Обычный постмодернизм решал «кризисы символической эффективности» в гораздо менее интенсивной манере, чем Ник Лэнд, то есть через метауровневую тревожность относительно функции автора, а также в телепрограммах или фильмах, в которых выставлялся напоказ механизм их собственного производства, так что они рефлексивно включают в себя обсуждение собственного товарного статуса. Однако приписываемые постмодернизму жесты демистификации обнаруживают не столько некую утонченность, сколько определенную наивность, убеждение в том, что раньше, в прошлом, были другие, которые на самом деле верили в Символическое. В действительности же, «символическая эффективность», разумеется, достигается именно за счет поддержки четкого различия между материально-эмпирической причинностью и иным, бестелесным порядком причин, свойственным Символическому. Жижек приводит пример судьи:
Мне прекрасно известно, что вещи именно таковы, как я их вижу, что этот человек — коррумпированный слабак, но, тем не менее, я отношусь к нему с уважением, поскольку он облачен эмблемами судьи, поэтому, когда он говорит, на самом деле сам Закон говорит через него. [Так что характерное для постмодернизма]…циническое сведение всего к реальности <…> попадает впросак: когда судья говорит, в определенном смысле истины больше в его словах (словах Института закона), чем в непосредственной реальности личности судьи, то есть если мы ограничиваемся только тем, что видим, мы упускаем самое важное. Именно этот парадокс Лакан имел в виду, предложив формулу «les non-dupes errent»: те, кто не позволяет себе попасться на удочку символического обмана/фикции, кто продолжает верить только своим глазам, заблуждаются в наибольшей степени. Циник, «верящий только своим глазам», не способен заметить действие символической фикции и то, как она структурирует наш опыт реальности.

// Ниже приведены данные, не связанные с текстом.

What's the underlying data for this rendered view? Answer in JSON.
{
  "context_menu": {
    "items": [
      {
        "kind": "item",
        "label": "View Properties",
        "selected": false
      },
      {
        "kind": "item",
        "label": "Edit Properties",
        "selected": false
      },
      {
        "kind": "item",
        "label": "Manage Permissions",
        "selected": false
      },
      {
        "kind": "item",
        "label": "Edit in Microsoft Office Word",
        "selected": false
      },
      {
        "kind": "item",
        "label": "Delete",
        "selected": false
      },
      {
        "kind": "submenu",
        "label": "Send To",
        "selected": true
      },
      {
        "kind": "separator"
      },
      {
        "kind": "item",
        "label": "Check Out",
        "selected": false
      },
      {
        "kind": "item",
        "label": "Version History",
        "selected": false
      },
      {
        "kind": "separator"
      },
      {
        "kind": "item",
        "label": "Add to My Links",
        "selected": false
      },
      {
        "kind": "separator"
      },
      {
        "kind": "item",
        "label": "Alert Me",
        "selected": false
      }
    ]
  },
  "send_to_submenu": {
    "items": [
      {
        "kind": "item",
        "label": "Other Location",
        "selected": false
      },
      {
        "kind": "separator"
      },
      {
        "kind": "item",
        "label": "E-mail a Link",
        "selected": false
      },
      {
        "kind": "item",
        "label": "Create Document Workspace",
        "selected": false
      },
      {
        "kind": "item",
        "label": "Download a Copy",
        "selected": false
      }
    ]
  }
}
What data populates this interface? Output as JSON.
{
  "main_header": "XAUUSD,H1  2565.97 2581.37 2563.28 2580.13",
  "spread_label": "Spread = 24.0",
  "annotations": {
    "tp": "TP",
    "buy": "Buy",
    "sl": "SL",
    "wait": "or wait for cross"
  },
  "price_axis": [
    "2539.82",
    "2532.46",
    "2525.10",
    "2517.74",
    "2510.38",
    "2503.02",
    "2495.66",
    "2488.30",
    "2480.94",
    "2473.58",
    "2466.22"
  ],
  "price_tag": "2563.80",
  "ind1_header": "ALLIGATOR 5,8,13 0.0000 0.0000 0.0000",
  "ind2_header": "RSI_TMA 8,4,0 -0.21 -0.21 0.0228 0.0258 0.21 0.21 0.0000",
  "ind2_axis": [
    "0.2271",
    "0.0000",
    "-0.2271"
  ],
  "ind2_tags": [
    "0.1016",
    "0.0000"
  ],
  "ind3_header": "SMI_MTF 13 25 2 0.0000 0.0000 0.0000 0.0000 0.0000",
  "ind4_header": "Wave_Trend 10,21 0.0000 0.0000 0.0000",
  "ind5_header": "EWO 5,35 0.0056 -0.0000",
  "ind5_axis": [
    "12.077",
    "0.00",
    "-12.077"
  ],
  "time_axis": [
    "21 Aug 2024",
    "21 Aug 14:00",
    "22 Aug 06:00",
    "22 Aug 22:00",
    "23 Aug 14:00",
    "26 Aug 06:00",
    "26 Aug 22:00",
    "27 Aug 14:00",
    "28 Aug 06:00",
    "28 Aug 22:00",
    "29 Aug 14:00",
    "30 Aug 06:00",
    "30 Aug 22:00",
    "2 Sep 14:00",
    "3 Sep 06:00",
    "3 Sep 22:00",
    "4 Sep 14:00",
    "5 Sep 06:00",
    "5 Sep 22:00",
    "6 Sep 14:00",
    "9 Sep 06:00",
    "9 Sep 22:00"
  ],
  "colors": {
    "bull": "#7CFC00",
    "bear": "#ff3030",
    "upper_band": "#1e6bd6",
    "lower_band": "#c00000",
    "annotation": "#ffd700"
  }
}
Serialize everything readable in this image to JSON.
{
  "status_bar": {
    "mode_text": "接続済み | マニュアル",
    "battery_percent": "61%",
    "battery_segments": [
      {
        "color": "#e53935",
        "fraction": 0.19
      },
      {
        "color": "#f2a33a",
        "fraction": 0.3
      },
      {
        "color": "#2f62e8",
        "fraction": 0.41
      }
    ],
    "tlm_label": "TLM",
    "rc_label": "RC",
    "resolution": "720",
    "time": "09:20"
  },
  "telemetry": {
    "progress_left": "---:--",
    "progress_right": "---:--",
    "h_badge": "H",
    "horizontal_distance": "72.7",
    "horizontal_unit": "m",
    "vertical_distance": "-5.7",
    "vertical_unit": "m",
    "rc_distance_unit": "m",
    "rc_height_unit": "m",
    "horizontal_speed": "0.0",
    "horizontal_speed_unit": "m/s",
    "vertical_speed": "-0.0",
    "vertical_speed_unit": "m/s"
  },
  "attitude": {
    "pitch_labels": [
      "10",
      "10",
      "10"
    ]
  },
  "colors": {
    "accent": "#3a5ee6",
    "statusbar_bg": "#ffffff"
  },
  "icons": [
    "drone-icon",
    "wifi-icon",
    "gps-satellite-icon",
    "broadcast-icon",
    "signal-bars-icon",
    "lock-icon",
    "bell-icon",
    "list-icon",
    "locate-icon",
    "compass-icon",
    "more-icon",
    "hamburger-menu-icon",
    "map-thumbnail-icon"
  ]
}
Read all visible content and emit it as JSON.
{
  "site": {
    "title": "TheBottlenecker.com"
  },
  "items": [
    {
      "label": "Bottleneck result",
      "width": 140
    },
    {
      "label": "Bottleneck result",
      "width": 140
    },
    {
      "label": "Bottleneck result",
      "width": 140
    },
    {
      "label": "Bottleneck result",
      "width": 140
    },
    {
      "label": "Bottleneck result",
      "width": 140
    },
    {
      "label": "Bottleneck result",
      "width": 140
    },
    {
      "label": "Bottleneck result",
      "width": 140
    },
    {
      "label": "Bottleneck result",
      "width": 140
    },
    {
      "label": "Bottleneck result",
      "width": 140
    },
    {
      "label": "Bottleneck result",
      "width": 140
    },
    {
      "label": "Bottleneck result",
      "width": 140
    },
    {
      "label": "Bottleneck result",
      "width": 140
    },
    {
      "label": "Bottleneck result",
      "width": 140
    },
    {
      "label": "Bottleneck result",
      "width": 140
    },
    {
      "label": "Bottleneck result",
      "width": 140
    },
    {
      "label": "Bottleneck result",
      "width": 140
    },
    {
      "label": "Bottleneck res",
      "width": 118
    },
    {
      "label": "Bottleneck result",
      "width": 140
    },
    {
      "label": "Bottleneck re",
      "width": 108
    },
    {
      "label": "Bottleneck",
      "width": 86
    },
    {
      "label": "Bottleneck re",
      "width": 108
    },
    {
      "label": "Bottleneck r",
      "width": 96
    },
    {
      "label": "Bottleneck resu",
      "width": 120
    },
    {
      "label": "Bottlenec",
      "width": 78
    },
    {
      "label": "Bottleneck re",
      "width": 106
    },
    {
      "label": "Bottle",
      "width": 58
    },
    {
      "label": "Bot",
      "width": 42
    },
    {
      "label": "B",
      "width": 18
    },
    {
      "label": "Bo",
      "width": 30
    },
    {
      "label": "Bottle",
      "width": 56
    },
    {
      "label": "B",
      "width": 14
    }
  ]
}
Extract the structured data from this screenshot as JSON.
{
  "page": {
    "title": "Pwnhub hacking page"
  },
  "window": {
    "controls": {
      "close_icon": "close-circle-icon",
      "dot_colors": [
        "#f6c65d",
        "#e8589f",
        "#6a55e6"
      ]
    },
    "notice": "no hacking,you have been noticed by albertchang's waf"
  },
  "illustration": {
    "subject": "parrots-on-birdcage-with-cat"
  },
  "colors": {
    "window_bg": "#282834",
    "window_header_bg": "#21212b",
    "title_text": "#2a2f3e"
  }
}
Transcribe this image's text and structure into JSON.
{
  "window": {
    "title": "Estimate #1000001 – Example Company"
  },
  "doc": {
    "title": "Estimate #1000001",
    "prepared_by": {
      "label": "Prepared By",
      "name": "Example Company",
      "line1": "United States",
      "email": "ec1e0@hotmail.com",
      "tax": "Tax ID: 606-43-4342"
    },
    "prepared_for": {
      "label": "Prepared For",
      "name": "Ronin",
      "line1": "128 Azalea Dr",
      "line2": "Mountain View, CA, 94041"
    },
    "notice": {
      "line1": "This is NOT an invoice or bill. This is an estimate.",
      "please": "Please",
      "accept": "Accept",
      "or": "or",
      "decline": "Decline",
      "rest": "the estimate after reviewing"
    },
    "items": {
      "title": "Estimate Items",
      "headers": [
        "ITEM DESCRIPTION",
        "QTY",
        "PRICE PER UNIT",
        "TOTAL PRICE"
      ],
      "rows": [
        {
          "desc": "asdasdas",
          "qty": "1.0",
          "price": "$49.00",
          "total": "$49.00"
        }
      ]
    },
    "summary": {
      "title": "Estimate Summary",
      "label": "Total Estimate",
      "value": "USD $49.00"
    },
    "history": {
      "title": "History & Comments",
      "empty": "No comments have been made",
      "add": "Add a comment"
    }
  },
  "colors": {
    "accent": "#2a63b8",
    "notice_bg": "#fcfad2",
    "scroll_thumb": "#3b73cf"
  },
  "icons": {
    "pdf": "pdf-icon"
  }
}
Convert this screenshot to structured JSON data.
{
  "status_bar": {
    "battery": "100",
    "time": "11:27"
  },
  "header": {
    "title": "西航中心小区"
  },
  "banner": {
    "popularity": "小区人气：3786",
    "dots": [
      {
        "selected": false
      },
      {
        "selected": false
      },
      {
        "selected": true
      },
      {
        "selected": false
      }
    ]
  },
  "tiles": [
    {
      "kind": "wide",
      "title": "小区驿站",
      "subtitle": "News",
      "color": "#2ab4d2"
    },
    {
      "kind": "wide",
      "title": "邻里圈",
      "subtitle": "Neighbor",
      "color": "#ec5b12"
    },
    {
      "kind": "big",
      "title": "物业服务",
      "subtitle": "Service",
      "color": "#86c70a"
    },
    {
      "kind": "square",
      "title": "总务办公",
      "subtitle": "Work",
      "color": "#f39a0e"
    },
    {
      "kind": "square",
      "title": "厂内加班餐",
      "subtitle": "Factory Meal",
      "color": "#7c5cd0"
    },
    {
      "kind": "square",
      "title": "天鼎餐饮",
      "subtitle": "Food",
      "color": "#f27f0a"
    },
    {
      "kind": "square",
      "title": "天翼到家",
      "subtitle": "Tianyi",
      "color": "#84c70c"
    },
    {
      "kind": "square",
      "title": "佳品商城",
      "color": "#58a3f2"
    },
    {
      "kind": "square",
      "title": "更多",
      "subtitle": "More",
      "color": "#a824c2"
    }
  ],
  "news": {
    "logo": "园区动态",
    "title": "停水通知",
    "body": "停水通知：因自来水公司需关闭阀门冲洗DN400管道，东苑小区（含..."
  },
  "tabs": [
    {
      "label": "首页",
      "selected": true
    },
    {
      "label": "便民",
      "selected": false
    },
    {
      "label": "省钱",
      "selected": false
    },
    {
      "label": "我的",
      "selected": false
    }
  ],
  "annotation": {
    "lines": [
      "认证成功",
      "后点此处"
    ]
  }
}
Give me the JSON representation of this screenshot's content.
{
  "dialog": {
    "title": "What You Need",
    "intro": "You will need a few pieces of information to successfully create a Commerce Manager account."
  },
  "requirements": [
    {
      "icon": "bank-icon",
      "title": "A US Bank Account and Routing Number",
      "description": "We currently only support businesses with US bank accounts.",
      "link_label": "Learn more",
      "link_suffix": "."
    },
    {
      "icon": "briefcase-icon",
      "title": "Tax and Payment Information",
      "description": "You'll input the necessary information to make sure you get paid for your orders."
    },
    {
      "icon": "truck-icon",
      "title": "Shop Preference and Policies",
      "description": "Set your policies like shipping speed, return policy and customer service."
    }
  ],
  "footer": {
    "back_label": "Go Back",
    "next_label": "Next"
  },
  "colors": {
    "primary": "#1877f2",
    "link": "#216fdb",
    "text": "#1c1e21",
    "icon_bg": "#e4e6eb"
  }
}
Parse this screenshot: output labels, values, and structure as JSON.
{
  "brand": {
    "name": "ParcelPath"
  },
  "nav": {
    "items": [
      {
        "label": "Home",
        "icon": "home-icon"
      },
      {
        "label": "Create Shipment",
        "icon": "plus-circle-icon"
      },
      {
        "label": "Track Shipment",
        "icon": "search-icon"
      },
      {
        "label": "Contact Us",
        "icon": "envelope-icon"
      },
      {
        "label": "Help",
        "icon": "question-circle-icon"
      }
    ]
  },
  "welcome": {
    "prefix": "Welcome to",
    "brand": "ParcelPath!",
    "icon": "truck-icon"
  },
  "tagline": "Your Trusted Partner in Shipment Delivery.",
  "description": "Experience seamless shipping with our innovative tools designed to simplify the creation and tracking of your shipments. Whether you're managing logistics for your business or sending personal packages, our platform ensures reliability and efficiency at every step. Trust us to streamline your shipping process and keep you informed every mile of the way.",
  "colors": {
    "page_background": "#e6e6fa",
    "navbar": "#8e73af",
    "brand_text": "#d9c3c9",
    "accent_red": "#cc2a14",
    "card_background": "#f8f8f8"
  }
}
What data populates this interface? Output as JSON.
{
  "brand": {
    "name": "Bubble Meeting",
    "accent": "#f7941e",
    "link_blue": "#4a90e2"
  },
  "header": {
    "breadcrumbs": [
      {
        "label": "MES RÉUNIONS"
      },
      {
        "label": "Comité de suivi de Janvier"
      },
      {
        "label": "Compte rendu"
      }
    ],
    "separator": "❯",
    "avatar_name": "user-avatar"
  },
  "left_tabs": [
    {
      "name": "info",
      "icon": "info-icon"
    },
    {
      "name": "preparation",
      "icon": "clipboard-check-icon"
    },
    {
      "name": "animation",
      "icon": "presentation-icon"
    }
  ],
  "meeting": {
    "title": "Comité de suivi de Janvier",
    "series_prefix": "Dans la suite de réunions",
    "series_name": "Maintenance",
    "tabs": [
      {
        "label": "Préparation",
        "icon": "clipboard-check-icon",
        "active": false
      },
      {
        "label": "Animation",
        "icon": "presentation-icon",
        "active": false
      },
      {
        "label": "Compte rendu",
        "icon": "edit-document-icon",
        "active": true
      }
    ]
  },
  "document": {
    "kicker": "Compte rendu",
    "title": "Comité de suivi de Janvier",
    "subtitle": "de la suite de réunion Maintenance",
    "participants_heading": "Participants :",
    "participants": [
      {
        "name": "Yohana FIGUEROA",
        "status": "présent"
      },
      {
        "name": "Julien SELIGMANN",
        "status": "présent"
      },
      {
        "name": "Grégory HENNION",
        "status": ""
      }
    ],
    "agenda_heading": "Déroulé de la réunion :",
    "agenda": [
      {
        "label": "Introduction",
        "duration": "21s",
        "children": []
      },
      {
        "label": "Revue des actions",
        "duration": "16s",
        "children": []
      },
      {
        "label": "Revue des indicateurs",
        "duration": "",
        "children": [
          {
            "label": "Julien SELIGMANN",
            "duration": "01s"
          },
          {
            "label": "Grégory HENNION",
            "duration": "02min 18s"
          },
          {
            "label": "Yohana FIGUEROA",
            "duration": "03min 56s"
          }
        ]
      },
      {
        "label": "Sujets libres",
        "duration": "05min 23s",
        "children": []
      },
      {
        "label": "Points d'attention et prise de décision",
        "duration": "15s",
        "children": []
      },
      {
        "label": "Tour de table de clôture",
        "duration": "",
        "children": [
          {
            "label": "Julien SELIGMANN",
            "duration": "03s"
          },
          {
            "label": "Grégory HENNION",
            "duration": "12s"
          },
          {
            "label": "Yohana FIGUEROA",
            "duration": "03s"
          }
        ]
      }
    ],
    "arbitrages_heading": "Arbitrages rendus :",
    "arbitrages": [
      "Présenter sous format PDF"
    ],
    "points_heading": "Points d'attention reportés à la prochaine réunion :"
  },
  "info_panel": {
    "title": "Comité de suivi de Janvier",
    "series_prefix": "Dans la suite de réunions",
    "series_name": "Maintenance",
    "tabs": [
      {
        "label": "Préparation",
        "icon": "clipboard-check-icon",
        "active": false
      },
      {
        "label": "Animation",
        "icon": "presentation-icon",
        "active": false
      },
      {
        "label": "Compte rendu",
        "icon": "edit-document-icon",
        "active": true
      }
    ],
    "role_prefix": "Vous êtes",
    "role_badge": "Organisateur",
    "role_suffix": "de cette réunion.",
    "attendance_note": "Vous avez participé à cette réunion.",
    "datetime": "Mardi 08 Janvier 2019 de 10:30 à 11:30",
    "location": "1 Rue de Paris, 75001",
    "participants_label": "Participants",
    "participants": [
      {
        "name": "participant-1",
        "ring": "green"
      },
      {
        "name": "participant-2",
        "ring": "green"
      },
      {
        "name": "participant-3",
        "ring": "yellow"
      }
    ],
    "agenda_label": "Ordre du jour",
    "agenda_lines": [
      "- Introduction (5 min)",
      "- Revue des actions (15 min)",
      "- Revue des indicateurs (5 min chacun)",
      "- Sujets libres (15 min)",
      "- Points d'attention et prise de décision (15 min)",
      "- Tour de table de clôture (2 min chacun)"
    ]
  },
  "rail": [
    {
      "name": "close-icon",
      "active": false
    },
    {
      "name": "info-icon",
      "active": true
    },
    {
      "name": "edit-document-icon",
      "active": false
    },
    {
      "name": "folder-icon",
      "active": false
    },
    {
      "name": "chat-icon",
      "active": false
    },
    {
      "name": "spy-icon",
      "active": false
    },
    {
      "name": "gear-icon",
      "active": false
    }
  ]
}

Значительная часть работ Бодрийяра является комментарием к тому же эффекту — тому, как разрушение Символического ведет не к прямой встрече с Реальным, а к некоему кровотечению Реального. По Бодрийяру, такие феномены, как документалистика в стиле «мухи на стене» и опросы политических мнений, — которые претендуют на представление реальности в неопосредованном виде, — всегда будут порождать неразрешимую дилемму. Влияло ли присутствие камер на тех, кого снимали? Повлияет ли публикация результатов опросов на будущее поведение избирателей? Подобные вопросы оказались неразрешимыми, и потому реальность всегда будет уклоняться: в тот самый момент, когда казалось, что она схватывается в самом что ни на есть сыром виде, она превращалась в то, что Бодрийяр называл «гиперреальностью», правда, этот неологизм часто понимали неправильно. Наиболее успешные из телевизионных «риэлити-шоу», зловеще повторяя выкладки Бодрийяра, пришли в итоге к слиянию документалистики в жанре «мухи на стене» и интерактивного голосования. В подобных шоу существует два уровня «реальности» — непосредственное поведение участников «реальной жизни» на экране и непредсказуемые реакции зрителей, сидящих дома, которые в свою очередь влияют на поведение участников шоу. В то же время риэлити-телевидение постоянно преследуют вопросы вымысла и иллюзии: не действуют ли участники так, что подавляют другие стороны своей личности, чтобы показаться нам, то есть зрителям, более привлекательными? Точно ли регистрируются голоса зрителей или же как-то подправляются? Лозунг телевизионного шоу «Big Brother» — «Решаете вы» — точно схватывает тот способ управления за счет обратной связи, который, согласно Бодрийяру, заместил старые централизованные формы власти. Мы сами занимаем пустое место власти, когда звоним по телефону и отправляем по SMS наши ответы. Телевизионный «Big Brother» пришел на смену «Большому брату» Оруэлла. Мы, зрители, не подчинены власти, приходящей откуда-то извне. Скорее мы включены в контур контроля, для которого наши желания и предпочтения являются единственным мандатом, однако эти желания и предпочтения возвращаются нам уже не в качестве наших, а как желания большого Другого. Ясно, что такие контуры не ограничены телевидением: сегодня кибернетические системы обратной связи (фокус-группы, демографические исследования) являются составной частью всех «служб», включая образование и правительство.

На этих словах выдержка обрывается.